PEABODY – Farmers were supporting the arts on Saturday morning as community leaders Marilyn Jones, Susan Mayo and Faie Frederickson were out on Main Street giving away the beginnings of pot gardens in front of the historic Sunflower Theater.
The women will be handing out tubs and sunflower seeds again on Saturday, April 3 at 10 a.m. in front of the theater on Main Street.
Jones has been coordinating with local farmers to help recycle cattle mineral tubs and turn them into pot gardens.
In honor of the Year of the Sunflower, and the Sunflower Theater, Jones was handing out packets of sunflower seeds to be planted in the large tubs. Hundreds of dollars worth of seeds were donated by rural Hesston farmer Jim Graber, who plants them as a cover crop.
“They’re perfectly edible,” said Jones, who feeds sunflower seeds to a flock of cardinals on her farmstead.
Jones said she was “tired of seeing [the tubs] blowing around the countryside” and wanted to put the plastic containers to practical use.
Jones has collected dozens of tubs and drilled drainage holes to create ideal containers for pot gardens.
“We don’t have a wide color variety, but they’re free,” she said.
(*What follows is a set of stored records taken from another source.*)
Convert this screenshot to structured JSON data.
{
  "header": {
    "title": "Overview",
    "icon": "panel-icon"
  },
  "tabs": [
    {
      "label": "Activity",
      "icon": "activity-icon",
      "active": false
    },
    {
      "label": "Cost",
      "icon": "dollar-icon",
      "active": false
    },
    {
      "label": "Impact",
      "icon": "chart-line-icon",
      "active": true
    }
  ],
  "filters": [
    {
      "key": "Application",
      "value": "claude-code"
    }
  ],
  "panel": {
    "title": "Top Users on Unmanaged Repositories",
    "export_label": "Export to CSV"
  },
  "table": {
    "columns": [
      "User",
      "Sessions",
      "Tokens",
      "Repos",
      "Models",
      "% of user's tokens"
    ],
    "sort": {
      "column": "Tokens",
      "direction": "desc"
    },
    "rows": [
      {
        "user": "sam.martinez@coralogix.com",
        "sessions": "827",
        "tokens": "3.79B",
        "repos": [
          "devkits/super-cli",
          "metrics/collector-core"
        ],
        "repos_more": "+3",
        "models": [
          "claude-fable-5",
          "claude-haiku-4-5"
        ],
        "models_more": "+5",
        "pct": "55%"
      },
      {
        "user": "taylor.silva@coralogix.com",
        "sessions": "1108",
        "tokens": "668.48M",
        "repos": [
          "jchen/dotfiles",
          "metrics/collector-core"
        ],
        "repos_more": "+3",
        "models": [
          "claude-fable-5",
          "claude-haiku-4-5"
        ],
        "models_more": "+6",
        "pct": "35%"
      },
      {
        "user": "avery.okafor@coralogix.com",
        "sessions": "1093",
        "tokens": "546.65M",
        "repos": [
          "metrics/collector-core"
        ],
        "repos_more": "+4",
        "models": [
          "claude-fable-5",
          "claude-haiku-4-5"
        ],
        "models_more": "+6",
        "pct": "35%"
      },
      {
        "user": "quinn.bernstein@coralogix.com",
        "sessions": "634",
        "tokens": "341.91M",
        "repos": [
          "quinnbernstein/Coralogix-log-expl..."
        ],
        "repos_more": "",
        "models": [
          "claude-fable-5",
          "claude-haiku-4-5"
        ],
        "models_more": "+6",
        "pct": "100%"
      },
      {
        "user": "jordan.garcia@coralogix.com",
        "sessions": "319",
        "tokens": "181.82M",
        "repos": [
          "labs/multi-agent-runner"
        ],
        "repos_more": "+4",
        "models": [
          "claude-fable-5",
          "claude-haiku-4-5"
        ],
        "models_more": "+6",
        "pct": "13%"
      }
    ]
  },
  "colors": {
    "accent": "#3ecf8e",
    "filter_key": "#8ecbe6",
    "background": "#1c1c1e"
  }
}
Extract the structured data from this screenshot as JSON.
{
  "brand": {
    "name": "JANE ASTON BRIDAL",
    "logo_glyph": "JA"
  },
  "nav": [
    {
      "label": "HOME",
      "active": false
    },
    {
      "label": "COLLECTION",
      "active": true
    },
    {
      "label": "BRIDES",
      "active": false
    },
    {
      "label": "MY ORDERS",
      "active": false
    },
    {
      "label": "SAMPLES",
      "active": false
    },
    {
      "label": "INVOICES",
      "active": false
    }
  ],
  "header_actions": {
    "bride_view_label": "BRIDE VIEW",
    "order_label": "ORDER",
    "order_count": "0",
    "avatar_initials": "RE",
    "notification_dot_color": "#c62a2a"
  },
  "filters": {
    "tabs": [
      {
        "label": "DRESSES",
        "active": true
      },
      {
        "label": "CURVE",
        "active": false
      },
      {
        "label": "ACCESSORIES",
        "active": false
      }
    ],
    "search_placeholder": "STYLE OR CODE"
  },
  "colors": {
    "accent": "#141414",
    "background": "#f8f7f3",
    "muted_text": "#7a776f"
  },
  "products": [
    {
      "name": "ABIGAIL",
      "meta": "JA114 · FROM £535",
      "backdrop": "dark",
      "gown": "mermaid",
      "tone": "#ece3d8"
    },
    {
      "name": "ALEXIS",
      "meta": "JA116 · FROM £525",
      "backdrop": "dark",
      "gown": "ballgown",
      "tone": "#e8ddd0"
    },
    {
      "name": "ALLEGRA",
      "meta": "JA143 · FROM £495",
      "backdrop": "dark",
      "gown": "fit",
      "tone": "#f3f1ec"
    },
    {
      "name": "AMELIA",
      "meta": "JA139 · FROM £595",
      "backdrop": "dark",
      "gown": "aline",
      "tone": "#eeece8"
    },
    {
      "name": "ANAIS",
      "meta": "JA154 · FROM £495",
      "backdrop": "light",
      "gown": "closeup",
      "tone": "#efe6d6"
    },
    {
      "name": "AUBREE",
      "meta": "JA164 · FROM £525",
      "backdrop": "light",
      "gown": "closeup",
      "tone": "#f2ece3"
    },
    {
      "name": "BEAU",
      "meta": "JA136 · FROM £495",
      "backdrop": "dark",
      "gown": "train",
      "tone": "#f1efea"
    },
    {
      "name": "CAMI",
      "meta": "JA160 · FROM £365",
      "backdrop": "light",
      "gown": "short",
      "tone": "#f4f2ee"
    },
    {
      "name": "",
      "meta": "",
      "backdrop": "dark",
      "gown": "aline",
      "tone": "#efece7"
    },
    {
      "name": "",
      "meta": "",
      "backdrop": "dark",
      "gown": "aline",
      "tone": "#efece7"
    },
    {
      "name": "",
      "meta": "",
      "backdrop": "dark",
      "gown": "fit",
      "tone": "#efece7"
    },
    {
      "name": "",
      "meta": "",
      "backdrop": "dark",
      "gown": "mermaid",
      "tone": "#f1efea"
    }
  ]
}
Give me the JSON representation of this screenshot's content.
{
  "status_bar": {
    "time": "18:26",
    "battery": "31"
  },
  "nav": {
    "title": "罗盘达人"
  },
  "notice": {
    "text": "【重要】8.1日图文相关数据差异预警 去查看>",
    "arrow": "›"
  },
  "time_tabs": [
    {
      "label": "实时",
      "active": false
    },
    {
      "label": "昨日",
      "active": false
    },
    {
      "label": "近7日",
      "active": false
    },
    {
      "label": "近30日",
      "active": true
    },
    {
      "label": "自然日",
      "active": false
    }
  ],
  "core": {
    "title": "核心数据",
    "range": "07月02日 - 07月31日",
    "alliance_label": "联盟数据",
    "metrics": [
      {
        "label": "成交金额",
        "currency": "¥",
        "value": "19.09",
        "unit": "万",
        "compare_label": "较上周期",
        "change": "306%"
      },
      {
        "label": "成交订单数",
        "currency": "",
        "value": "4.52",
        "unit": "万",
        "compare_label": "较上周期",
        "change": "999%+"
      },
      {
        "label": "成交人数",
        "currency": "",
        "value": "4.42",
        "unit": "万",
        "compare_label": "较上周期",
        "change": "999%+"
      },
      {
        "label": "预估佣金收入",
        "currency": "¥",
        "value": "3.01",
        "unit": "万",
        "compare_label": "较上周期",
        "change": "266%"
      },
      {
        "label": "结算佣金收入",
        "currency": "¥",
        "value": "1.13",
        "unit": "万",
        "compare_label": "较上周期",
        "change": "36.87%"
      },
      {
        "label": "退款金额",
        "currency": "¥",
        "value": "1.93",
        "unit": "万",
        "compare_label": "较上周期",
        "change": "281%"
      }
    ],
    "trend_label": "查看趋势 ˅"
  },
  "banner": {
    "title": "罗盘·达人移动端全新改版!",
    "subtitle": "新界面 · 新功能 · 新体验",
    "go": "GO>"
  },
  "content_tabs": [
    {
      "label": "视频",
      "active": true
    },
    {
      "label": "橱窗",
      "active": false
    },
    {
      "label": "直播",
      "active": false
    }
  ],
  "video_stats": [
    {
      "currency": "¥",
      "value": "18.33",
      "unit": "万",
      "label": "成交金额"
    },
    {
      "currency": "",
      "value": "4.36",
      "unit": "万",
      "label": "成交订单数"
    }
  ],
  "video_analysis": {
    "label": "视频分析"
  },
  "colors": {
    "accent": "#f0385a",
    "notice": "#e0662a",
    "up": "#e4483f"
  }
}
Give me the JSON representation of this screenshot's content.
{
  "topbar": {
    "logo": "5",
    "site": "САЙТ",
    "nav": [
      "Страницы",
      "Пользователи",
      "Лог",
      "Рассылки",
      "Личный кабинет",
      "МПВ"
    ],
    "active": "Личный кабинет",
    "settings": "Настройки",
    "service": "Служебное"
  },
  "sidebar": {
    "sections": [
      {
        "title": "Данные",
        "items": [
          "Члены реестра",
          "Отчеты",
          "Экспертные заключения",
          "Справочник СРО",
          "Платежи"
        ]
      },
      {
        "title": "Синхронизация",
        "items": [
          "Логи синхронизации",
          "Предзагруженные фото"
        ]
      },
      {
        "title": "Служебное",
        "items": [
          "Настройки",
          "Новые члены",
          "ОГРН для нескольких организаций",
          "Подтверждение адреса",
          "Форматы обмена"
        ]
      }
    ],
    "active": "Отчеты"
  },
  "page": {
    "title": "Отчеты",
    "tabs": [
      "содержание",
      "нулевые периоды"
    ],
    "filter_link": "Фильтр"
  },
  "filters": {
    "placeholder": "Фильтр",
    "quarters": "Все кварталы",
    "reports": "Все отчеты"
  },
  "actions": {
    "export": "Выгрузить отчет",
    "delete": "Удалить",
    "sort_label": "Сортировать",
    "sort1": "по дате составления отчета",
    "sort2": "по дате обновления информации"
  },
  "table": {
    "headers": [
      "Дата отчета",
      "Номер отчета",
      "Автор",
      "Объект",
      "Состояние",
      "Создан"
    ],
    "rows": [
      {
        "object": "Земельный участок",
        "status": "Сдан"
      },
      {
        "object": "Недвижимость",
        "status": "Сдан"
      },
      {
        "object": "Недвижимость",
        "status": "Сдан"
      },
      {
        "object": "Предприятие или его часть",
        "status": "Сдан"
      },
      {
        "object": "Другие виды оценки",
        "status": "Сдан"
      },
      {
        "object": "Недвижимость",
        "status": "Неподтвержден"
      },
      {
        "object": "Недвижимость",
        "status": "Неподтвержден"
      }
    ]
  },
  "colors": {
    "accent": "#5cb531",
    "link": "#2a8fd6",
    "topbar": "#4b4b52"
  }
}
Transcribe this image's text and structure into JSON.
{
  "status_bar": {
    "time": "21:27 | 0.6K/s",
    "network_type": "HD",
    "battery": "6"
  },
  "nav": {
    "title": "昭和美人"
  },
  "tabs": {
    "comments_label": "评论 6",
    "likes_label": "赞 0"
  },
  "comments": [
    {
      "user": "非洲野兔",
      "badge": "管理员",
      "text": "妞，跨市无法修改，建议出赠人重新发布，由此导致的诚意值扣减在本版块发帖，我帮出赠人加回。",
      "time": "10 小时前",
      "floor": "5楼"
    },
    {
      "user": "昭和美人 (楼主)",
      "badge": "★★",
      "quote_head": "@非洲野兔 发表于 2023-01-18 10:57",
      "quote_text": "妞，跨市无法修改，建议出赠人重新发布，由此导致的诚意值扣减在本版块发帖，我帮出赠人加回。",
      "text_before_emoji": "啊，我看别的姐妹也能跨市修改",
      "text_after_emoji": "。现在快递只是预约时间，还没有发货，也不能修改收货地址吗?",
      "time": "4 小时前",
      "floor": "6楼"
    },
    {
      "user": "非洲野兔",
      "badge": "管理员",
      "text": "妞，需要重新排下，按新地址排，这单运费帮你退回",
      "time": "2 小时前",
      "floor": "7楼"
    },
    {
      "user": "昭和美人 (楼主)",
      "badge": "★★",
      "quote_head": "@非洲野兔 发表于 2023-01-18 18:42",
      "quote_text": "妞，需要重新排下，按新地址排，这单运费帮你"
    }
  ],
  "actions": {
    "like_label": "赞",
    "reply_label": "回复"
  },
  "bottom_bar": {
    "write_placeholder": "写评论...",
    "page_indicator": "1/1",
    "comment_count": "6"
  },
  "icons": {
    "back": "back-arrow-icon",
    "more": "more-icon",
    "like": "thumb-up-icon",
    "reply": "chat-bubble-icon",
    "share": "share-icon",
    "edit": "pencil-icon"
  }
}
Jones brought her own tub, planted with the herb of the year, parsley, to the Saturday morning event. She said four one-gallon milk jugs in the bottom of the pot and a large bag of potting soil was all one needed for a raised garden. She also painted the side of her tub with a bright yellow sunflower.
Susan Mayo represented the progress of the Sunflower Theater project. She said having a community building event in front of the theater, and with the doors open for residents to take a peek at the work and vision of the theater – is an opportunity to put the arts front and center.
“We are interested in beautifying Peabody in any way we can. I think it’s a way to support the community, and that’s what the theater is all about,” she said.
Former Peabody counselor Frederickson has lived in Peabody over 50 years, and is excited to see the arts returning to the community.
“We need the arts. We have a gym. We have a library. We have no stage. We need this; we need to celebrate it,” she said.
Frederickson said seeing a wide range of community members, from youth with colorfully dyed hair to older farmers, coming together for a common cause was sending a powerful message about Peabody.
“We’re helping dreams. We need cellists; we need more teachers. We need more peacemakers, and the arts are peace,” she said.
Frederickson added, with the theater’s revitalization, as well as the community investment in beautification projects, “I believe in the city blooming again. Small towns go through hard times, but I think it’s our time again.”